Differential Diagnosis for Severe Menstrual Pain and Altered Mental Status
Single Most Likely Diagnosis
- Severe Dysmenorrhea with Dehydration or Vasovagal Response: The patient's severe menstrual pain and altered mental status could be attributed to severe dysmenorrhea, which is a common condition in women of reproductive age. Dehydration or a vasovagal response to pain could exacerbate symptoms, leading to altered mental status.
Other Likely Diagnoses
- Ovarian Torsion: Although less common, ovarian torsion is a possible cause of severe pelvic pain and could lead to altered mental status due to pain and potential decreased blood flow to the ovary.
- Ectopic Pregnancy: Given the patient's age and symptoms, ectopic pregnancy should be considered, especially if there's a possibility of pregnancy. Altered mental status could be due to internal bleeding or severe pain.
- Pelvic Inflammatory Disease (PID): PID could cause severe pelvic pain and altered mental status, especially if the infection is severe or has spread to other areas.
Do Not Miss Diagnoses
- Ruptured Ectopic Pregnancy: This is a life-threatening condition that requires immediate attention. Altered mental status could be a sign of severe internal bleeding.
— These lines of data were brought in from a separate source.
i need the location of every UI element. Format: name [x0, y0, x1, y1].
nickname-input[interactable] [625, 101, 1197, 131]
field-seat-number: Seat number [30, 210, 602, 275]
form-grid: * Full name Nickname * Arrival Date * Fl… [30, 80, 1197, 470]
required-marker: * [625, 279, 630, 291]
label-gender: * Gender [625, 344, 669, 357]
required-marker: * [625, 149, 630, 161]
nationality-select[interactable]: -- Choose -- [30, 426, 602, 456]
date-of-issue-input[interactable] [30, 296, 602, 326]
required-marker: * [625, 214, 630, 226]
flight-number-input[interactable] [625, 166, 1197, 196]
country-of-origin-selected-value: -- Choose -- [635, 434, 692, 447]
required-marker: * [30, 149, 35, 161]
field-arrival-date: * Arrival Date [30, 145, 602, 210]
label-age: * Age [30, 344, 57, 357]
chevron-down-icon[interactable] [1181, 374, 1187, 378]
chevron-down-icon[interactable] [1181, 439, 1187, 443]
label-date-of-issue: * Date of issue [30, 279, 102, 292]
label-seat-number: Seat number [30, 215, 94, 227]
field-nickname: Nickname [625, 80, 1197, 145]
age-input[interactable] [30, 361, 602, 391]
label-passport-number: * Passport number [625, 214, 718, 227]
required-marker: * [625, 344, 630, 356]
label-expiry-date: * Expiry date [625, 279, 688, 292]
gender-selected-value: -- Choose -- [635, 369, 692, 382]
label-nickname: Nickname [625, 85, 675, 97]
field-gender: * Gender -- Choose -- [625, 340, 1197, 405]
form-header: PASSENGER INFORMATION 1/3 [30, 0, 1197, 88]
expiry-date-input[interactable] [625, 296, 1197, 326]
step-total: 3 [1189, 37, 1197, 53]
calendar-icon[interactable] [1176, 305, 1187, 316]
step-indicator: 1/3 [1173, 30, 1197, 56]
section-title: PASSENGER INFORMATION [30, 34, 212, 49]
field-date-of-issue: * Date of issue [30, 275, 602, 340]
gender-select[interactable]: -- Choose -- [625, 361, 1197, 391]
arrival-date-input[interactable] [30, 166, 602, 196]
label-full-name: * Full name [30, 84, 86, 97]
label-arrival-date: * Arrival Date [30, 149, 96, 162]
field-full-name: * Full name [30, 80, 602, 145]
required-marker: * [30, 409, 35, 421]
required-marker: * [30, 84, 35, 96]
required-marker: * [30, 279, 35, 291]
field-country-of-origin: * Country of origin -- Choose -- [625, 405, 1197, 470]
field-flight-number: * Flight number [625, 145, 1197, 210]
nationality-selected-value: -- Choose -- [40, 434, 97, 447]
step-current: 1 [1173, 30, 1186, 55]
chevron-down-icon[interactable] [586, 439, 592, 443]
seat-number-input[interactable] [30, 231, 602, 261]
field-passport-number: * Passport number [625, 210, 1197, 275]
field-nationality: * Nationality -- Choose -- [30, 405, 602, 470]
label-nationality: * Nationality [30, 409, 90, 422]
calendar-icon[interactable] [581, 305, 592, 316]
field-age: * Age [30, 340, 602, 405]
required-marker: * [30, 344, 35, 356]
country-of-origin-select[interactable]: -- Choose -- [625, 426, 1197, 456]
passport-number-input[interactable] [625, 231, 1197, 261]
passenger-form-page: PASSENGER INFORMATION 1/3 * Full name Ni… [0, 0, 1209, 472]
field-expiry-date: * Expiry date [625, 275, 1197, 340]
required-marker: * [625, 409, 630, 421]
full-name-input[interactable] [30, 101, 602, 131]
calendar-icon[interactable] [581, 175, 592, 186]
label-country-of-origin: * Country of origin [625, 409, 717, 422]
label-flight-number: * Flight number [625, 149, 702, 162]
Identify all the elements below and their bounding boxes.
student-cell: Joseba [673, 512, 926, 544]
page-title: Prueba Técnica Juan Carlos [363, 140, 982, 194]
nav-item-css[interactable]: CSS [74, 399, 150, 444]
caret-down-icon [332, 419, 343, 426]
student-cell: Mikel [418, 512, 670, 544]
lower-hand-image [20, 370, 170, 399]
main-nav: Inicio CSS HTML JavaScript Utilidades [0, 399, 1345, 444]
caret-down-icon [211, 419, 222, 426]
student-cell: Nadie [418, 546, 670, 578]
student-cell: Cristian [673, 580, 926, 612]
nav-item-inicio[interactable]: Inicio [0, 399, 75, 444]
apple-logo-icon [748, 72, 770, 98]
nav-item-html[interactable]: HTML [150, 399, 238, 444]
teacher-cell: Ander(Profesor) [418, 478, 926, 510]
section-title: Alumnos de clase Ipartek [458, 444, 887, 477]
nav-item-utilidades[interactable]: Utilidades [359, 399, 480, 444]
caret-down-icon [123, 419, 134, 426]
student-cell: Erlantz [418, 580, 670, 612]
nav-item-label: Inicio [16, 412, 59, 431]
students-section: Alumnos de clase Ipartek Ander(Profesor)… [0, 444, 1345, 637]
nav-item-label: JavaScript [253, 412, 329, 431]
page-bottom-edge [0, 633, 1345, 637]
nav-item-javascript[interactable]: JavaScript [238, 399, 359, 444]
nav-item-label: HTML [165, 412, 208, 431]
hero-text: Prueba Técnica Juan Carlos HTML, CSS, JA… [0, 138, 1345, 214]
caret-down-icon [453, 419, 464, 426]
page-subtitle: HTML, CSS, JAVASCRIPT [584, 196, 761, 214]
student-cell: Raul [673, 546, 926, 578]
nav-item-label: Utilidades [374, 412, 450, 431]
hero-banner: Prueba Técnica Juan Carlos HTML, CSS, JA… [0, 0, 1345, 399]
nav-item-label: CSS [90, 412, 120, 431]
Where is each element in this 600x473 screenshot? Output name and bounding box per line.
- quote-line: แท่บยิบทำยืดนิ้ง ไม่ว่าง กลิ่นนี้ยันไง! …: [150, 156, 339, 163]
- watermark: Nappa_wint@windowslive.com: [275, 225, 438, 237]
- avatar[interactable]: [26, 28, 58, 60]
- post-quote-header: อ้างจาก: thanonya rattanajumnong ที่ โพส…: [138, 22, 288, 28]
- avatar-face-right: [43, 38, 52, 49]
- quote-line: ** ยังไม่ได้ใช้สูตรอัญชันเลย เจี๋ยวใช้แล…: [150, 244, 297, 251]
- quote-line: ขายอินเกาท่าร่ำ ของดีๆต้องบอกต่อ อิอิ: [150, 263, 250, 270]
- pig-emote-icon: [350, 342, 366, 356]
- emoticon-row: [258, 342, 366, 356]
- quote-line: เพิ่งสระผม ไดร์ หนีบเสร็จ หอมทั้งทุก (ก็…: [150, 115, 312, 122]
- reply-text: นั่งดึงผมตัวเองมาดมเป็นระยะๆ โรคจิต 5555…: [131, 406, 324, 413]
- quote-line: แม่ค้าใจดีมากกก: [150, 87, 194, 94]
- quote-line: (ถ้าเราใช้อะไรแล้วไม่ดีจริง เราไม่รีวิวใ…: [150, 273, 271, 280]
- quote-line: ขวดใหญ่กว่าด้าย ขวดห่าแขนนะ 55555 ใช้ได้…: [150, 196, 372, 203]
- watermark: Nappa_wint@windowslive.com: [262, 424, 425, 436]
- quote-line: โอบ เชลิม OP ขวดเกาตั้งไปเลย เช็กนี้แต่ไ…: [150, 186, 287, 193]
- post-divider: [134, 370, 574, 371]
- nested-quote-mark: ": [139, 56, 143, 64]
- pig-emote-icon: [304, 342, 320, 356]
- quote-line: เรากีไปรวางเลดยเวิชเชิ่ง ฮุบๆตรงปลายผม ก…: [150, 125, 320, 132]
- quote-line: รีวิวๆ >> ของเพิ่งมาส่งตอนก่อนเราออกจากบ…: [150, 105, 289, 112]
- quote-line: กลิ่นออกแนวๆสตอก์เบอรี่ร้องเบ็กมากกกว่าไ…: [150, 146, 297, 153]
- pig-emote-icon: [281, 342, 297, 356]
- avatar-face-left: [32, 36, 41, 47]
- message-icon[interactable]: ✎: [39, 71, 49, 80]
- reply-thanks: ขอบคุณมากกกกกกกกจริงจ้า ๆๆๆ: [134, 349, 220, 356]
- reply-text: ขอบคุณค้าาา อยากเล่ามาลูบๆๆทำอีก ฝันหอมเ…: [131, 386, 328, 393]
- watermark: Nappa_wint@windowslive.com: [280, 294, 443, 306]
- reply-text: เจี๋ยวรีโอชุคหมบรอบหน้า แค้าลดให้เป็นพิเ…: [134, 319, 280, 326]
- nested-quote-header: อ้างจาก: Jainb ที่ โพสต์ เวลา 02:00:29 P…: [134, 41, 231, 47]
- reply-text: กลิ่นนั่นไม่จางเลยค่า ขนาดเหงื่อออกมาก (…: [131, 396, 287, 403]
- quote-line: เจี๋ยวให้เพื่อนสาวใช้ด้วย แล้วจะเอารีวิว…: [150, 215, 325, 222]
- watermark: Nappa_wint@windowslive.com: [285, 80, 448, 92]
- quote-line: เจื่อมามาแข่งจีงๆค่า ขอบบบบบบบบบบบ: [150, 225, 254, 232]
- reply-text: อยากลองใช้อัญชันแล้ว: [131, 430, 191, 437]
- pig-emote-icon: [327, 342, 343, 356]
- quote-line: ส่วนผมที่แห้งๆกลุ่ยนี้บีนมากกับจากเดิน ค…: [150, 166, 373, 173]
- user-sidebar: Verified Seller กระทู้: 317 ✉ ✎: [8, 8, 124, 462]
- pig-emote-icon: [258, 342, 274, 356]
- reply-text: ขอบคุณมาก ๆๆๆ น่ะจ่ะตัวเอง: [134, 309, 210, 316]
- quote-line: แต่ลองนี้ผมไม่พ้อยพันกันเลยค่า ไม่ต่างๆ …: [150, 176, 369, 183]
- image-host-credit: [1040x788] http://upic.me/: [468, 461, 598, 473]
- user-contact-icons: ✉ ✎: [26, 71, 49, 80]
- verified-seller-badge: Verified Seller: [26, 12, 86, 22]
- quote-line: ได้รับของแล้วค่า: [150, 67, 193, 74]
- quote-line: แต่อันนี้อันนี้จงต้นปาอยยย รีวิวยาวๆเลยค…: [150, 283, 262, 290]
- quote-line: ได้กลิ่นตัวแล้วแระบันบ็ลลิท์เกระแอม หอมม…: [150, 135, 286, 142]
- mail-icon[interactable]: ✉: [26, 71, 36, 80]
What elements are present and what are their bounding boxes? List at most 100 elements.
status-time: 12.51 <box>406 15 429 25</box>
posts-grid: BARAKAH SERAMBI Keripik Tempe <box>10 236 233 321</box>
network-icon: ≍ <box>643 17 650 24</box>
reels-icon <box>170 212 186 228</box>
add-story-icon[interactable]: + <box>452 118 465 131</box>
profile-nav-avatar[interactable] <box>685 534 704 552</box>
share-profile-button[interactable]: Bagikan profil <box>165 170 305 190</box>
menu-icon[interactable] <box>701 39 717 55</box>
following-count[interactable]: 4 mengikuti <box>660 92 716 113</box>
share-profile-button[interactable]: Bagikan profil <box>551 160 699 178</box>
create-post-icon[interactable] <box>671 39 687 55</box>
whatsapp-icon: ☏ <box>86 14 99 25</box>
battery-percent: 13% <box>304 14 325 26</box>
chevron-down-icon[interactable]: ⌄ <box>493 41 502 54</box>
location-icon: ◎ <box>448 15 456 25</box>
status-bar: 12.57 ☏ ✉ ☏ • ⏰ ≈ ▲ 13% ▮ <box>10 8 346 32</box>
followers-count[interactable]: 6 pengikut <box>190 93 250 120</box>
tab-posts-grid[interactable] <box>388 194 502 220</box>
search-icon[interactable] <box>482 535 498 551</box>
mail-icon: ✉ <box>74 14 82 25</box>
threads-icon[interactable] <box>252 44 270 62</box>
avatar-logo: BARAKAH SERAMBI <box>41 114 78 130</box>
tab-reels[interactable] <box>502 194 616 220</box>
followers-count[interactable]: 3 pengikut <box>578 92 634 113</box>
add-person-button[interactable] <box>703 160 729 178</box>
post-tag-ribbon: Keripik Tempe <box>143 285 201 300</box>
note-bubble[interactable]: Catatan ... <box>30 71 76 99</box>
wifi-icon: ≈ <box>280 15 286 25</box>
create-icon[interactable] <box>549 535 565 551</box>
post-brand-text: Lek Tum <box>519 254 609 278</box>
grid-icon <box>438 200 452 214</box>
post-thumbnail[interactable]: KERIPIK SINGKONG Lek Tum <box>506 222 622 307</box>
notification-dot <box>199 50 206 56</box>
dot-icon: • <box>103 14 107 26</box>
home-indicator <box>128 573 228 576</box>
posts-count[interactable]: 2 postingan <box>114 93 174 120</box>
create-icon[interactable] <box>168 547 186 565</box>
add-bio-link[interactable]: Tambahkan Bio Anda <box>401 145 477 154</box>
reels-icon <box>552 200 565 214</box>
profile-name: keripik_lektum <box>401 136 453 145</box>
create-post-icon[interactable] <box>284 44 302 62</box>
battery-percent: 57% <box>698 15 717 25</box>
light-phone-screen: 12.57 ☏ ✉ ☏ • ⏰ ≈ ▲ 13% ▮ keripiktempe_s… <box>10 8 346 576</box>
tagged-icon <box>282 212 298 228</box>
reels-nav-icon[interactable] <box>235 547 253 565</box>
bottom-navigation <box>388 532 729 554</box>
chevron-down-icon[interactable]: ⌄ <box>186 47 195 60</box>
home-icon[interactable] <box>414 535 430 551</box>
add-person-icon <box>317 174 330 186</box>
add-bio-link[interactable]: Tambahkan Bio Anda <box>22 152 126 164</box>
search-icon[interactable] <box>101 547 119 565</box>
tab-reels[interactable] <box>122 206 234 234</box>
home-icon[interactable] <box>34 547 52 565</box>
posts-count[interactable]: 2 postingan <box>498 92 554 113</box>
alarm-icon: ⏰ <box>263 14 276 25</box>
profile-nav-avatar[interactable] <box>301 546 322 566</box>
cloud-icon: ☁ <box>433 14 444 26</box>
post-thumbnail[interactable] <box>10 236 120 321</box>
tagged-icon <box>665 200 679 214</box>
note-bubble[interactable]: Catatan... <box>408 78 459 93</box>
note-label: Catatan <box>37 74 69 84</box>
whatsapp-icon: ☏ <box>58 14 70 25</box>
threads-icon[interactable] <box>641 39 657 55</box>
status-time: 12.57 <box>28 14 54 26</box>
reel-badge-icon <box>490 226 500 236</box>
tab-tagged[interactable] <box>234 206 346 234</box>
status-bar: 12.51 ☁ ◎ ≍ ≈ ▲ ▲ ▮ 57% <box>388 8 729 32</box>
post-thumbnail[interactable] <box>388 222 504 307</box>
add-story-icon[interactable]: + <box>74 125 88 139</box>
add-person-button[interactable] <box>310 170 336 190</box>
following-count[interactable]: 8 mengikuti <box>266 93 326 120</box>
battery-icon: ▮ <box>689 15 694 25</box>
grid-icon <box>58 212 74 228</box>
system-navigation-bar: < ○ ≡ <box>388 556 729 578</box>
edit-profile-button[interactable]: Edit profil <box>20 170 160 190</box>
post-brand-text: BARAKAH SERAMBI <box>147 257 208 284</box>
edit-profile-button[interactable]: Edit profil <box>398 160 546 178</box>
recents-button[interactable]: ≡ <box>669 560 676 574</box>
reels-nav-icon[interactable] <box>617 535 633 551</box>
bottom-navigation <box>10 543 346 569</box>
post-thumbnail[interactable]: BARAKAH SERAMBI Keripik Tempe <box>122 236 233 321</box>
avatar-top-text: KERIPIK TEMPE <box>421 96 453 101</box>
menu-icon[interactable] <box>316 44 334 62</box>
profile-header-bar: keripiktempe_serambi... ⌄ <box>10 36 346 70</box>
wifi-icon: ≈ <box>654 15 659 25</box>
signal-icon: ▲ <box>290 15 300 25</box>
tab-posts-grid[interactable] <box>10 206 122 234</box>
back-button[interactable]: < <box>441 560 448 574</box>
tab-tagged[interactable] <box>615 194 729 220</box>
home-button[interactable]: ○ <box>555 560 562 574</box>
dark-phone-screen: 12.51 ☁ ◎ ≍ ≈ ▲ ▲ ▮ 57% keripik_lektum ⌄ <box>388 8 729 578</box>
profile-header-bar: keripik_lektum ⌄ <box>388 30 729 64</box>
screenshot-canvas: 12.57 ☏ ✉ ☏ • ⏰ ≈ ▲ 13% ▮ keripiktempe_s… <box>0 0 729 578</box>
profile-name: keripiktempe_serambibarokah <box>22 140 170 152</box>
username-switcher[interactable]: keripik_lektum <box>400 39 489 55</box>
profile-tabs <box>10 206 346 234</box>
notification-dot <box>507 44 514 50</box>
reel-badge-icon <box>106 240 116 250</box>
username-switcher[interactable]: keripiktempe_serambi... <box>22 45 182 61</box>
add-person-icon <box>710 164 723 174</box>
- Ovarian Cyst Rupture: Similar to ovarian torsion, a ruptured ovarian cyst can cause severe pain and potentially life-threatening bleeding.
- Septic Shock: Although the patient's vital signs are relatively stable, septic shock from any source (e.g., PID, ruptured appendix) could present with altered mental status and should not be missed.
Rare Diagnoses
- Adrenal Insufficiency: Although rare, adrenal insufficiency could present with altered mental status and abdominal pain, especially if the patient has a history of adrenal disease.
- Porphyria: This group of disorders can cause severe abdominal pain, neurological symptoms, and altered mental status, especially during menstrual periods in some types of porphyria.
- Mittelschmerz: While typically not severe enough to cause altered mental status, mittelschmerz (ovulatory pain) could be considered in the differential, especially if the patient's symptoms are related to ovulation rather than menstruation.